5.4 Bootstrap re-weighting
To test whether the 24/25 floor is robust to ENSO sample bias, we resampled the 25 years 10,000 times using climatological ENSO weights (30% EN, 25% LN, 45% Neut) instead of observed-sample weights:
| Date | Observed 24/25 floor | Re-weighted mean floor | Re-weighted P5–P95 |
|---|---|---|---|
| Apr 30 | 0.5h | 0.8h | 0.0–3.5h |
| May 8 | 10.5h | 10.1h | 4.5–11.0h |
5.5 Residual risk in extreme-ENSO years
For a future strong La Niña year on a date already flagged as risky (e.g., Apr 30 Bahamas), the conditional residual risk is higher than the headline ~10%. Empirically, 1 of 3 La Niña years in the sample fell below the 0.5h Apr 30 floor — a conditional residual risk closer to ~20–35% in strong-LN years.
This is not a flaw in the methodology — it is a property of the underlying climate. The 0.5h floor for Apr 30 is correctly communicating "this is a high-risk date." A customer who sees the floor and reroutes to a protected window (e.g., May 8) is using the audit exactly as intended.
6. References
- David, H. A., and Nagaraja, H. N. (2003). Order Statistics, 3rd ed. Hoboken, NJ: Wiley.
- Weibull, W. (1939). "A Statistical Theory of the Strength of Materials." Ingeniörsvetenskapsakademiens Handlingar, No. 151.
- Hazen, A. (1914). "Storage to be provided in impounding reservoirs for municipal water supply." Transactions of the ASCE, 77, 1539–1640.

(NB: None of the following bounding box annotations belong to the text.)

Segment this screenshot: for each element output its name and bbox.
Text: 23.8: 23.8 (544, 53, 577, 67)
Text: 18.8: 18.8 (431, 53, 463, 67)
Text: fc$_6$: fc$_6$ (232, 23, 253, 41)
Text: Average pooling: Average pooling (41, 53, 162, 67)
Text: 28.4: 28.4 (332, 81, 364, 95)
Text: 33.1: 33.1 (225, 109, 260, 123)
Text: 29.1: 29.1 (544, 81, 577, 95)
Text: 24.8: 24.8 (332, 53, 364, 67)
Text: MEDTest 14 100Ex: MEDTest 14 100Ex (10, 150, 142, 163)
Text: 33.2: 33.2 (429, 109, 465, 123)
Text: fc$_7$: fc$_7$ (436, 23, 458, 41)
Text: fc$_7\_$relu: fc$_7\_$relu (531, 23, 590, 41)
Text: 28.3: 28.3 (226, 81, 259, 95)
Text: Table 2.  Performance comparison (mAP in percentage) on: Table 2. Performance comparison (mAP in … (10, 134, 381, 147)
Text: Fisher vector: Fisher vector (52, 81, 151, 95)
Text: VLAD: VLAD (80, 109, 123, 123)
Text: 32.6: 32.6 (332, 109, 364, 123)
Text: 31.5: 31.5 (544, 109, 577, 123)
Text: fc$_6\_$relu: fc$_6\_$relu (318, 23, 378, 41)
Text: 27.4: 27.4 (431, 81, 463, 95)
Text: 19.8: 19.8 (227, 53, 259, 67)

- Cunnane, C. (1978). "Unbiased plotting positions — A review." Journal of Hydrology, 37(3–4), 205–222.
- Bretherton, C. S., Widmann, M., Dymnikov, V. P., Wallace, J. M., and Bladé, I. (1999). "The effective number of spatial degrees of freedom of a time-varying field." Journal of Climate, 12(7), 1990–2009.
- Wilks, D. S. (2011). Statistical Methods in the Atmospheric Sciences, 3rd ed. Academic Press. Chapter 5.
- IPCC (2021). Climate Change 2021: The Physical Science Basis. WG-I to the Sixth Assessment Report. Cambridge University Press. Chapters 11–12 use order statistics and percentile-based floors throughout.
- Bröde, P., Fiala, D., Błażejczyk, K., et al. (2012). "Deriving the operational procedure for the Universal Thermal Climate Index (UTCI)." International Journal of Biometeorology, 56(3), 481–494.
- Di Napoli, C., Barnard, C., Prudhomme, C., Cloke, H. L., and Pappenberger, F. (2021). "ERA5-HEAT: A global gridded historical dataset of human thermal comfort indices from climate reanalysis." Geoscience Data Journal, 8(1), 2–10. DOI: 10.1002/gdj3.102.